New York City is smack-dab in the middle of a complete Howard Hawks retrospective that includes every existing work by the master director. Each film—including such hard-to-find movies as Fig Leaves (1927), A Girl in Every Port (1928), and Fazil (1928)—screens in either 35mm or 16mm, making this an extraspecial event. While Chicagoans aren't exactly starved for Hawks films—his best-known stuff appears frequently in local repertory houses; most recently, the Logan screened his noir classic The Big Sleep—the chance to see his life's work is enticing. With any luck, something similar will head our way. In the meantime, here are my five favorite Howard Hawks films.
5. Hatari! (1962) My favorite of his late period, a thoroughly entertaining actioner brimming with exuberance for form, setting, and characterization. The film is something of a victory lap for Hawks, who effortlessly unfurls his trademark themes.

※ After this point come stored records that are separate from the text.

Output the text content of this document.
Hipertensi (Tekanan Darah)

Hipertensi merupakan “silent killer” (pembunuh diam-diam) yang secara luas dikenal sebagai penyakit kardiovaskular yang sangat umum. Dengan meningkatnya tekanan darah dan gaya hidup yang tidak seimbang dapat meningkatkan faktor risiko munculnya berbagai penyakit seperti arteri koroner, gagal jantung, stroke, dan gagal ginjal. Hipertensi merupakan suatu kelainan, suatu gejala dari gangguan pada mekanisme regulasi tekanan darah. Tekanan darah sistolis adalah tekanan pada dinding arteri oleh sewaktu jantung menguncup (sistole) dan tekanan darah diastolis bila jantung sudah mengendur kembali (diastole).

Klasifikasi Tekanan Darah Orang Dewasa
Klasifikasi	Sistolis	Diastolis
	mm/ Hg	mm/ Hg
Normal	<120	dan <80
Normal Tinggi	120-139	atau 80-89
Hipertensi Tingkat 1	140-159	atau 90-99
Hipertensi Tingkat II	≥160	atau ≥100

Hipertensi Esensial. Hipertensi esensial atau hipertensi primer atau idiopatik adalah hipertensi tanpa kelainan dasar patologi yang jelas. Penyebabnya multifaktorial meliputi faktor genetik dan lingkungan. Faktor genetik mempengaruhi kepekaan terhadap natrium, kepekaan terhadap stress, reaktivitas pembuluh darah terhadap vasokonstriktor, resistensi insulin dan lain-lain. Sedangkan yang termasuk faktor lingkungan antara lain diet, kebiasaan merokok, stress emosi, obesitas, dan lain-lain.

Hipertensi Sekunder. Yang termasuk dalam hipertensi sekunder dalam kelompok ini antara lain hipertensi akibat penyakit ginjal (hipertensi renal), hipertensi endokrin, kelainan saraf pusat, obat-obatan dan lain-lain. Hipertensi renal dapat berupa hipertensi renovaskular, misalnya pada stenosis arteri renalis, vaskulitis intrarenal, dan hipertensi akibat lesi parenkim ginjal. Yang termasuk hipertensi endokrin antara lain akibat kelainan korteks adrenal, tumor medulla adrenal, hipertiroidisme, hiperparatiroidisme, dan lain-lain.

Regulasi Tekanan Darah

4. Gentlemen Prefer Blondes (1953) Audacious, colorful, and just a hair away from being outright vulgar, this flamboyant musical ranks among Hawks's most curious films. It's easily his most socially aware, a calculated look at sexual identity. I'm actually not sure all of it works, but its sheer velocity is impossible to deny.
3. The Big Sky (1952) The visual antithesis of Gentlemen Prefer Blondes, this deceptively casual western is growing in stature as Hawks's most unsung work, a romantic envisioning of unspoiled American countryside that displays some of the director's most poetic qualities. Russell Harlan's inky cinematography, for which he received an Academy Award nomination, is the film's most enduring aspect.
2. Twentieth Century (1934) The defining comedy of Hawks's career, better even than Bringing Up Baby. The frantic dialogue, breakneck pace, abrupt shifts in tone, and incessant energy amount to a whirlwind of comedic action. The film is set on a passenger train, a perfect metaphor for the film itself.
1. Only Angels Have Wings (1939) The capstone of Hawks's early career, featuring an elegant balance of macho material with romantic inclinations, a theme that would mark the best films of his career. Hawks specialized in stark opening sequences; the foreboding, fog-ridden opening scene in this melodrama ranks among his most memorable.